I've been creating a sculpture, the Anywhere Organ http://anywhereorgan.tumblr.com , for the past year or so. It's gone through many iterations, modifications, revisions, and changes over time but is finally coming together into a predictable, robust sculpture.
I designed these parts as a system to take salvaged organ pipes and create them into a huge extended instrument, networked together and controlled by MIDI. Organ enthusiasts have been saving dismantled pipe organs from the dumpster for years, but many don't have the time or resources to use all the parts they acquire. I've found they've been very eager to have me take random or incomplete sets off their hands. As my own collection grows I'm hoping to add to the Anywhere Organ, eventually having the mobile equivalent of a cathedral organ I can take anywhere from an underground cave, to an abandoned theater, to a fire escape and play.
I've been doing a Kickstarter trying to raise funds for the next bigger, better version. Please give it a look, tell your friends, and donate. http://kck.st/anywhereorgan
All of the DXF's are designed to be cut centerline on an industrial laser out of 3/4" nom. (.719") indoor plywood.
This document was created as a way to release what I've learned and built through designing the Anywhere Organ. It is not intended to be a tutorial. It is intended to help folks get on their way to building their own organs, laser cut instruments, and huge awesome things. At some point I may tutorialize, but the path to the design I now have has been so long and winding it is difficult to put down concisely into a Thing.
Pipe measurements - https://docs.google.com/spreadsheet/ccc?key=0AuWvxqr4pSoPdEh6S2tBc2F5dDJHay1QMGpQeXhDVnc
J-Omega datasheet - https://docs.google.com/open?id=1qrDPlLQ-b_A5NW8xqN-bVMHawieXjgAGcUsercOHIYpsrcDmXVQVB3DpKhNW
Example wiring diagram - https://docs.google.com/open?id=1C_NjTzRz5Y2gF9UQd_zc5OEGZFNR1PHSNUK5nNTj1AGVSJbiNWzJ-83PTrat
49 Diapason pipes
10 AC mattress inflator motors
49 Reisner direct action magnetic valves - http://www.mmdigest.com/Tech/mValves.html
1 rectifier capable of sinking a large variable load (I sourced a small organ rectifier)
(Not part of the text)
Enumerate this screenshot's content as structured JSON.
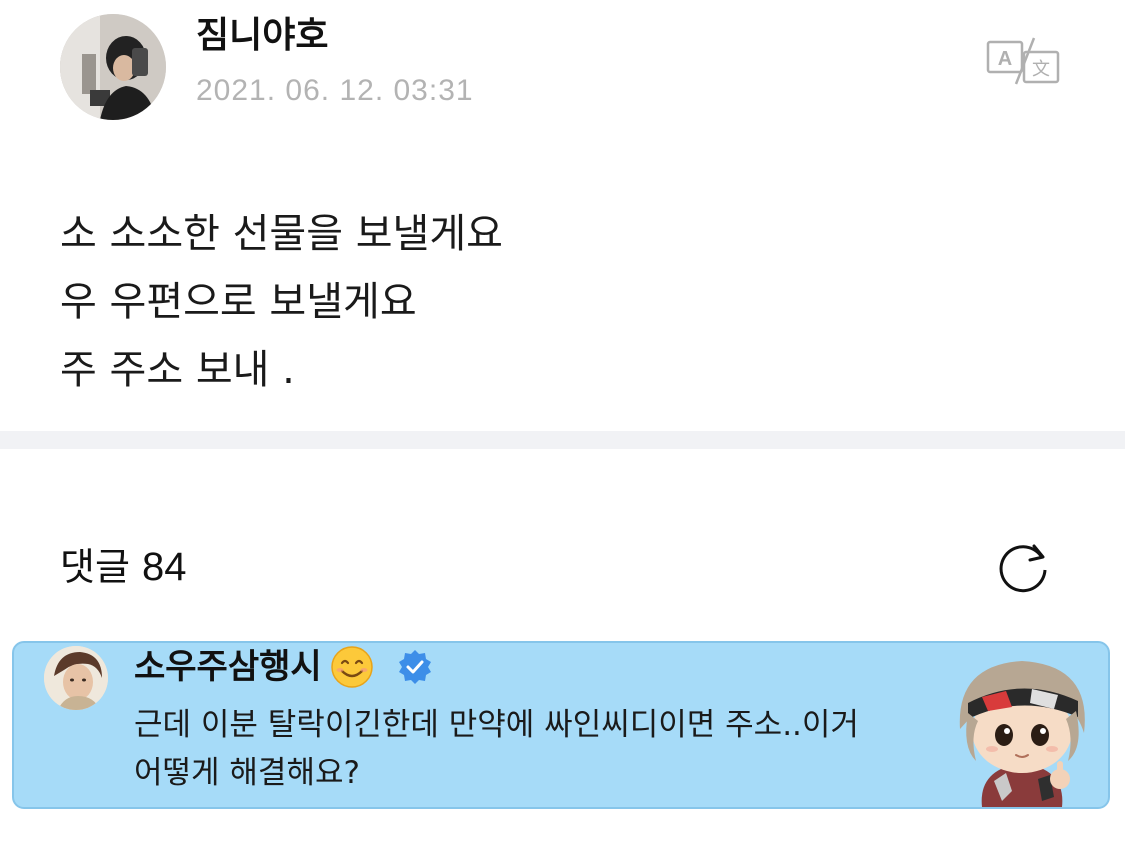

1 J-Omega MTP8 midi to parallel converter - http://www.j-omega.co.uk/MTP/mtp.shtml
7 5ft M/F DB9 extension cords
7 25ft M/F DB9 extension cords
500ft outdoor lighting cord
The original design called for 12VDC blower motors. I found they drew way too much current when hooked in parallel. I believe AC motors with rheostats would work better, but am not absolutely certain. I ended up modifying my own prototype to work with a small organ blower piped to everything through 3" flexible duct. This eliminates the need for the motors and outdoor lighting cord.
I haven't found a reliable way to put LED's in series with the magnetic valves to get a visual indication of what note is playing when. The current generated by the valve flipping back off seems to damage them no matter what arrangement I try. The holes in the front of each box were originally intended to hold the LED's.
I've provided files without legs or scrollwork as the design is simpler to understand and assemble. As I continue developing the current version I will release more designs and iterations.
All screws (the ~1/8" holes strewn about the design) are 1 1/2" wood screws and should be counter sunk flush. Given the weight of the baritone and bass boxes, the support structures for the pipes have a habit of stripping their screws. I found putting a dab of urethane glue on the tip of the screw before returning it to its hole helped fill in the stripped material and prevented delamination and splitting.
Each box containing the valves was sealed internally with silicone caulk. The access panel on the front has a gasket of adhesive foam to keep air leaks to a minimum. The brackets holding the pipes also have foam padding to keep the pipes from getting scuffed and damaged in transit.
The zip contains all of my Solidworks files and spreadsheets. They were designed in SW09 Sp0. Most parts are either derived from the assembly or configurations that are selected by that assembly. It has a habit of breaking in a cascading mess if you don't rebuild the individual parts when changing constraints on an assembly. Changes to the spreadsheet should directly reflect on the pipe box assembly. This should making boxes for new pipe sizes fairly simple.